Sen. Olympia Snowe (R-ME) wouldn't exactly say whether she'll ultimately oppose a health care bill that includes an opt-out public option today. Speaking to reporters on Capitol Hill, Snowe promised to "continue to work on issues as this bill comes to the floor." She said that she spoke to President Obama on Friday, and with Obama "basically indicating to me that it was likely you know that the public option would be considered as part of the integrated plan between the HELP and the Finance Committee but wanted to continue to work with me in the future." (BTW: This was before Democratic aides on the Hill leaked word to reporters that the White House was still trying to pressure senators to keep Snowe's "trigger" option viable.)

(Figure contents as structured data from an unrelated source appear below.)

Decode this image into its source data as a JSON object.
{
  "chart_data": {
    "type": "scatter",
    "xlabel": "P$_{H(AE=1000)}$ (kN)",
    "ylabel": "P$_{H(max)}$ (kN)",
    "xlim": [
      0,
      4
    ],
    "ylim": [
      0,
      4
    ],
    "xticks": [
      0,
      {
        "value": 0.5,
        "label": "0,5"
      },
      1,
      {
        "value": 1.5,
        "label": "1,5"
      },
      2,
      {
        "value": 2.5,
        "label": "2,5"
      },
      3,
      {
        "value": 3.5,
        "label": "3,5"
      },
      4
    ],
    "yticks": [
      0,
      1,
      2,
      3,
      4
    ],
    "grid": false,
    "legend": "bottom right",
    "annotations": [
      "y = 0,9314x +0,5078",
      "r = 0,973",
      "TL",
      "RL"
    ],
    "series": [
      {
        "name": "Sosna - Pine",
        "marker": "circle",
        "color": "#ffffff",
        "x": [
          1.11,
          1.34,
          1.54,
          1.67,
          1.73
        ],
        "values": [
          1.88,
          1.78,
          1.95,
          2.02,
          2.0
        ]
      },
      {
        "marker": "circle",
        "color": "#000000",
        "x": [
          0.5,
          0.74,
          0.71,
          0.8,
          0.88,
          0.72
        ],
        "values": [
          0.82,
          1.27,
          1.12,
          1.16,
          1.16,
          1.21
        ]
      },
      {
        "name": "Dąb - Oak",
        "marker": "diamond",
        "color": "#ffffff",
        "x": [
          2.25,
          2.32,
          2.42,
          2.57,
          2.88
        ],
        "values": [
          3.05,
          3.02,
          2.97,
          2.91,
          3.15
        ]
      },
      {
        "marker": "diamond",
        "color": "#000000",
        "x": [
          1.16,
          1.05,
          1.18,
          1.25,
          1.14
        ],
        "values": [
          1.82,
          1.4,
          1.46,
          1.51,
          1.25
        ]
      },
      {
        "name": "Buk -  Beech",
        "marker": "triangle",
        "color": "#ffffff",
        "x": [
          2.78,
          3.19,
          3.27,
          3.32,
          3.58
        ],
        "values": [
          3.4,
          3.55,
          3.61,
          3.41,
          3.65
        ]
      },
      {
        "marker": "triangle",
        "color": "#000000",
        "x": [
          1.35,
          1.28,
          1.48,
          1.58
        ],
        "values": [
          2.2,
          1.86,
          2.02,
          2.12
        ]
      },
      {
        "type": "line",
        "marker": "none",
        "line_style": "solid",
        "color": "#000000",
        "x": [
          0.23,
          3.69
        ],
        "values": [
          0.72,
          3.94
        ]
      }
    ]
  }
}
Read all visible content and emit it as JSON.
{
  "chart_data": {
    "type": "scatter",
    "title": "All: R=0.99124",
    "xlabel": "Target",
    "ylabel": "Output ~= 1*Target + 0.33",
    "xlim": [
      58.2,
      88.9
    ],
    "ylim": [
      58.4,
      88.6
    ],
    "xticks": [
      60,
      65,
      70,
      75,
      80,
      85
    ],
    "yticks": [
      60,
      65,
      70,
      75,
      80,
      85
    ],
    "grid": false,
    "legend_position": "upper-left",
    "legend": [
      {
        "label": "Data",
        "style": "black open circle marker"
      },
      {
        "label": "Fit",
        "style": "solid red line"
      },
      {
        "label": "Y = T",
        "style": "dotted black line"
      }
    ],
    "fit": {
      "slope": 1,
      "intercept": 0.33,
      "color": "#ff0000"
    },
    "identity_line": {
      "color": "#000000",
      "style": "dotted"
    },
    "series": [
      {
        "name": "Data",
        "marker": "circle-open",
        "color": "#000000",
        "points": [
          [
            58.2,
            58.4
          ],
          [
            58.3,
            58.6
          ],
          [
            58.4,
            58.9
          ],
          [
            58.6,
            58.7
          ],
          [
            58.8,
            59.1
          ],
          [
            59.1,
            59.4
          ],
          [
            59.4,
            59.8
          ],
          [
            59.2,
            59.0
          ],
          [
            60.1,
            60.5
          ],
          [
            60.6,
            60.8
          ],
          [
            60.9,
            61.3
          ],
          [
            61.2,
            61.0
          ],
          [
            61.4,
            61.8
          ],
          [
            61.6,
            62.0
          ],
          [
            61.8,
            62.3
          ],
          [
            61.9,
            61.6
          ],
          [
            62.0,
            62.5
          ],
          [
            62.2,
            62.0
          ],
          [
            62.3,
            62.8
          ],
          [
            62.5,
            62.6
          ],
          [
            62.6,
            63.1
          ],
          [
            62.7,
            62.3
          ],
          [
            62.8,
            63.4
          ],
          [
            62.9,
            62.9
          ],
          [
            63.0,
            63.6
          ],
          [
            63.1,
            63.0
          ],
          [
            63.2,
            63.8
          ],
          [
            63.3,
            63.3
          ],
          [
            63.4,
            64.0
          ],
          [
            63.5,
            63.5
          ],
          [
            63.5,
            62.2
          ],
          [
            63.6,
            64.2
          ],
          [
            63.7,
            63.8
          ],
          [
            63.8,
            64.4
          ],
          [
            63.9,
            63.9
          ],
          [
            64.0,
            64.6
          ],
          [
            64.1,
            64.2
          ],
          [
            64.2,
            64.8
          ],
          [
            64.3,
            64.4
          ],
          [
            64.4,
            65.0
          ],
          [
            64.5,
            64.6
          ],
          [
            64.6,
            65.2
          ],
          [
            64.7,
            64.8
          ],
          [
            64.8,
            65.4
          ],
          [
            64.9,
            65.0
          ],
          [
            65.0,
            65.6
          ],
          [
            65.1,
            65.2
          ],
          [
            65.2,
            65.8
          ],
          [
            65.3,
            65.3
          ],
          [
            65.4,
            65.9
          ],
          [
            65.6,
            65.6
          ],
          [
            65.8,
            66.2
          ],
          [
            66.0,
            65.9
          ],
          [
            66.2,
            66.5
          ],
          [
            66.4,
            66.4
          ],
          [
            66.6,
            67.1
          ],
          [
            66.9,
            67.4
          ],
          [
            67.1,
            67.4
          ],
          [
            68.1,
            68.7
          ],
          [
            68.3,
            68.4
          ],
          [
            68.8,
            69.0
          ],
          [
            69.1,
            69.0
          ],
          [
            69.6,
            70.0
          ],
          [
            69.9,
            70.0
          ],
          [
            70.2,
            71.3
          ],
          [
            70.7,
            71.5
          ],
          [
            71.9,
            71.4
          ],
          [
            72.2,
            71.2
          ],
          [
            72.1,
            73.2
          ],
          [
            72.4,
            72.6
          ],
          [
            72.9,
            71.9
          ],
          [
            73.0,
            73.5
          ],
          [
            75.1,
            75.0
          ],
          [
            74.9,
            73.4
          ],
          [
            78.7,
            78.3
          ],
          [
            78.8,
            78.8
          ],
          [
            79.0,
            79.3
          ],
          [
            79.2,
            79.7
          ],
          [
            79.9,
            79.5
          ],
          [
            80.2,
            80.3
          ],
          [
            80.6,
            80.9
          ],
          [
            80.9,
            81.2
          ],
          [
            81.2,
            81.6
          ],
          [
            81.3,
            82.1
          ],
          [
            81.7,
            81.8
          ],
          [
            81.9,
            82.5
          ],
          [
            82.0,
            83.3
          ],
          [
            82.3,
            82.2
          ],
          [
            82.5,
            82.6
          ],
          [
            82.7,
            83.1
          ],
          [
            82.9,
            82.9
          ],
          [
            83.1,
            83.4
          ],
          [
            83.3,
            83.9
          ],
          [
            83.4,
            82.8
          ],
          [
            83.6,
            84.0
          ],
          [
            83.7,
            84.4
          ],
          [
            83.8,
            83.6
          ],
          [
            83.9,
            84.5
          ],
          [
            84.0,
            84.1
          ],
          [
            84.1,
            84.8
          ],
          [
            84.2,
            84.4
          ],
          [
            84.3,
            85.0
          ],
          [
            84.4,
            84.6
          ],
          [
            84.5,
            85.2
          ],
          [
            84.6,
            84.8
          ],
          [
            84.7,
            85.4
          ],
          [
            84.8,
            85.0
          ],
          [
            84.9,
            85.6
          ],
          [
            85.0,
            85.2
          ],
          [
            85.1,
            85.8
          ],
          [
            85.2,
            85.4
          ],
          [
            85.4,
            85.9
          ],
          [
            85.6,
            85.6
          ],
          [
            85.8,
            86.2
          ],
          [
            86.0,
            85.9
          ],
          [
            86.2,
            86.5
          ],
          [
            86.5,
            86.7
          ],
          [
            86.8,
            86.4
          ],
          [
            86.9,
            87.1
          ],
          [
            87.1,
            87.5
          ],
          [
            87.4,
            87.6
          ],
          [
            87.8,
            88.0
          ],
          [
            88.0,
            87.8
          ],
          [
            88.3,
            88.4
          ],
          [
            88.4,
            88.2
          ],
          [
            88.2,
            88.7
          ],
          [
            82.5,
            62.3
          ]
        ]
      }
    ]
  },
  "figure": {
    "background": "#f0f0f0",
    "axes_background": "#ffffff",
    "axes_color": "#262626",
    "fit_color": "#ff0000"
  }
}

Snowe also described her strategy to make sure that some form of a public option _was_ included in the final bill. She said this March, "I brought it up to the president recognizing that there would be universal opposition on the Republican side of the public option that there was a way of getting there and that was using the trigger mechanism identical to the one that was used in the part D of the prescription drug benefit plan."
"I thought it was important. The president thought it was important. Chairman Baucus thought it was important to build strong bipartisan support for any health care initiative. And I saw that as a bridge for accomplishing both goals. One to make the industry perform and two to have the backstop of a public option in the event that they didn't. So I thought that that would have been sufficient rather than putting it at the forefront of the process. It really drains out any possibilities of private sector initiatives and for competition to take hold."